A Cleveland-area rabbi was arrested and suspended from his congregation after allegedly engaging in explicit online conversations and attempting to meet with an undercover investigator posing as a 15-year-old boy.
Rabbi Stephen Weiss, who has served as senior rabbi at B’nai Jeshurun Congregation in Pepper Pike, Ohio, since 2001, was arrested Monday evening by law enforcement officers with the Ohio Internet Crimes Against Children Task Force. The 60-year-old had traveled to a pre-arranged location to allegedly engage in sexual activity with the purported child, after communicating on a social networking app.
According to the prosecutor’s office, the vehicle he was driving was searched and law enforcement officers found a box of condoms and two bottles of lubricant. Weiss was charged with one count of attempted unlawful sexual conduct with a minor, one count of importuning (soliciting sexual services) and one count of possessing criminal tools, according to the prosecutor’s office.
Court records show Weiss posted a $50,000 bond. According to the court docket, as a condition of his jail release, he is required to wear a GPS standard monitoring device.

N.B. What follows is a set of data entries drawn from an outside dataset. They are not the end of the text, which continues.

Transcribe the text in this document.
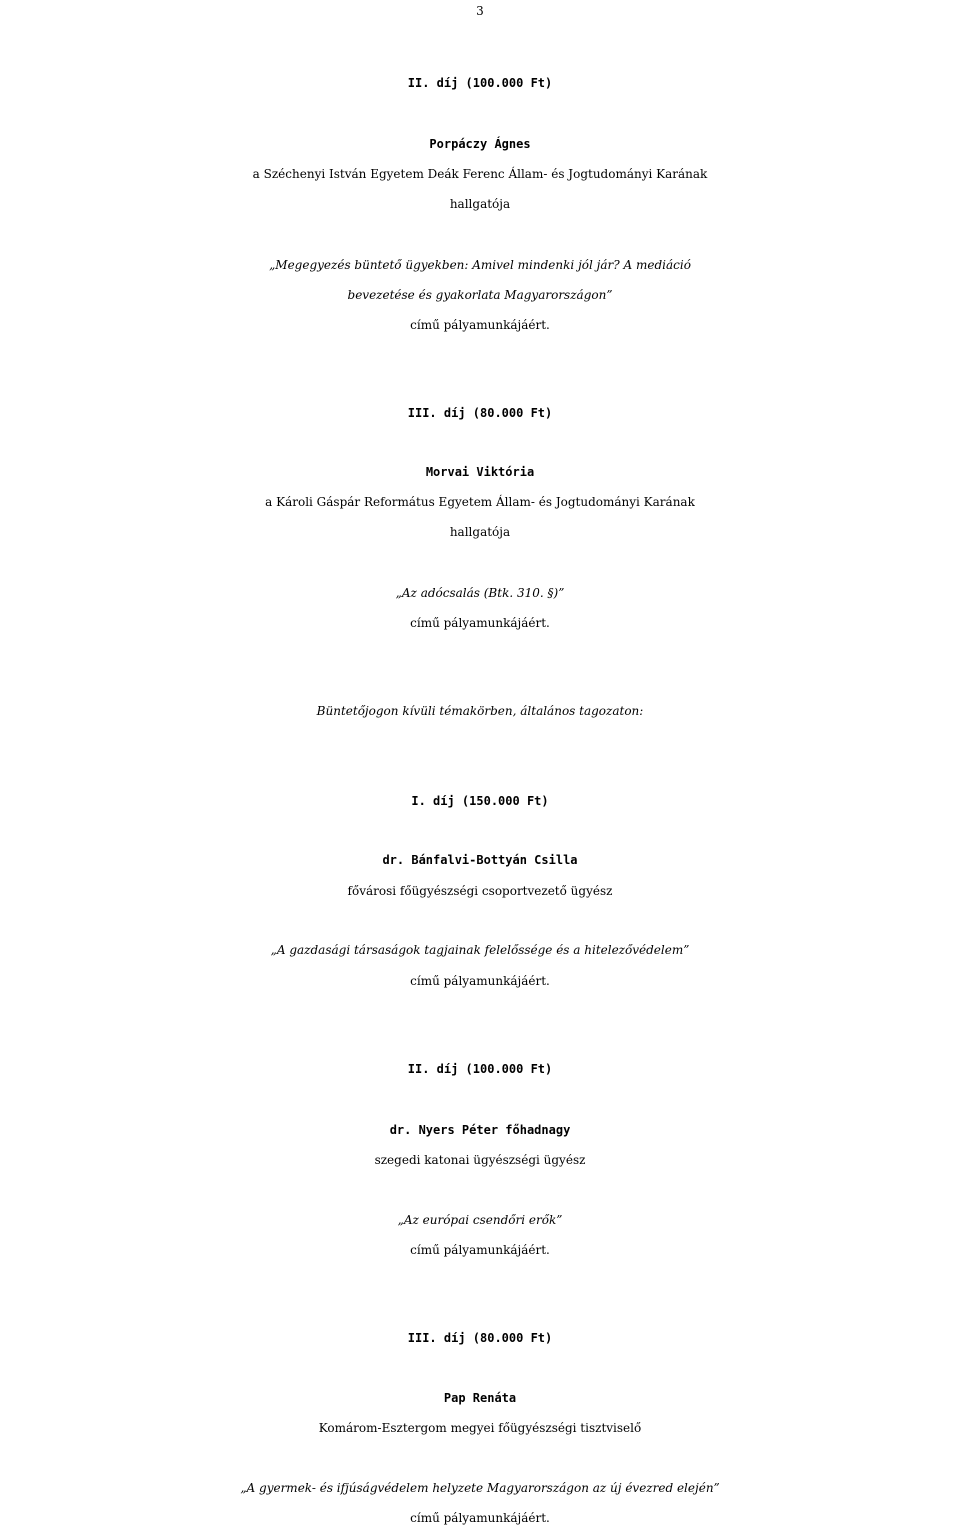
3
II. díj (100.000 Ft)
Porpáczy Ágnes
a Széchenyi István Egyetem Deák Ferenc Állam- és Jogtudományi Karának
hallgatója
„Megegyezés büntető ügyekben: Amivel mindenki jól jár? A mediáció
bevezetése és gyakorlata Magyarországon”
című pályamunkájáért.
III. díj (80.000 Ft)
Morvai Viktória
a Károli Gáspár Református Egyetem Állam- és Jogtudományi Karának
hallgatója
„Az adócsalás (Btk. 310. §)”
című pályamunkájáért.
Büntetőjogon kívüli témakörben, általános tagozaton:
I. díj (150.000 Ft)
dr. Bánfalvi-Bottyán Csilla
fővárosi főügyészségi csoportvezető ügyész
„A gazdasági társaságok tagjainak felelőssége és a hitelezővédelem”
című pályamunkájáért.
II. díj (100.000 Ft)
dr. Nyers Péter főhadnagy
szegedi katonai ügyészségi ügyész
„Az európai csendőri erők”
című pályamunkájáért.
III. díj (80.000 Ft)
Pap Renáta
Komárom-Esztergom megyei főügyészségi tisztviselő
„A gyermek- és ifjúságvédelem helyzete Magyarországon az új évezred elején”
című pályamunkájáért.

The day after Weiss’s arrest, his congregation announced in an email to congregants that it had suspended him from his position and barred him from the premises. B’nai Jeshurun President Rebekah Dorman and Senior Rabbi Hal Rudin-Luria, newly appointed to his position following Weiss’s suspension, also wrote that the synagogue was “unaware of any other alleged criminal incidents involving Rabbi Weiss.”
The synagogue said it would make confidential counseling available to congregants.
“Our synagogue has been strong and vibrant for 156 years and faced many challenges along the way,” Dorman and Rudin-Luria wrote. “We will continue on in that tradition as a synagogue family that supports and cares for each other in challenging times.”
Neither Weiss nor his attorney returned a Cleveland Jewish News request for comment.
The arrest comes amid a spate of recent revelations about misdeeds by rabbis in Ohio. In the Toledo area last month, Rabbi David Kaufman was arrested after being accused of rape; he was fired by his synagogue, which said in a statement that the accusation did not involve a member of the congregation. And in Canton, Rabbi Jon Adland was named in a Reform movement report as having previously been engaged in misconduct involving a 14-year-old girl.
In the latter case, congregants did not learn about the rabbi’s alleged misdeeds while he served them. The community severed ties to Adland after the release of the national report.
This story was originally reported in the Cleveland Jewish News. It is adapted here with permission.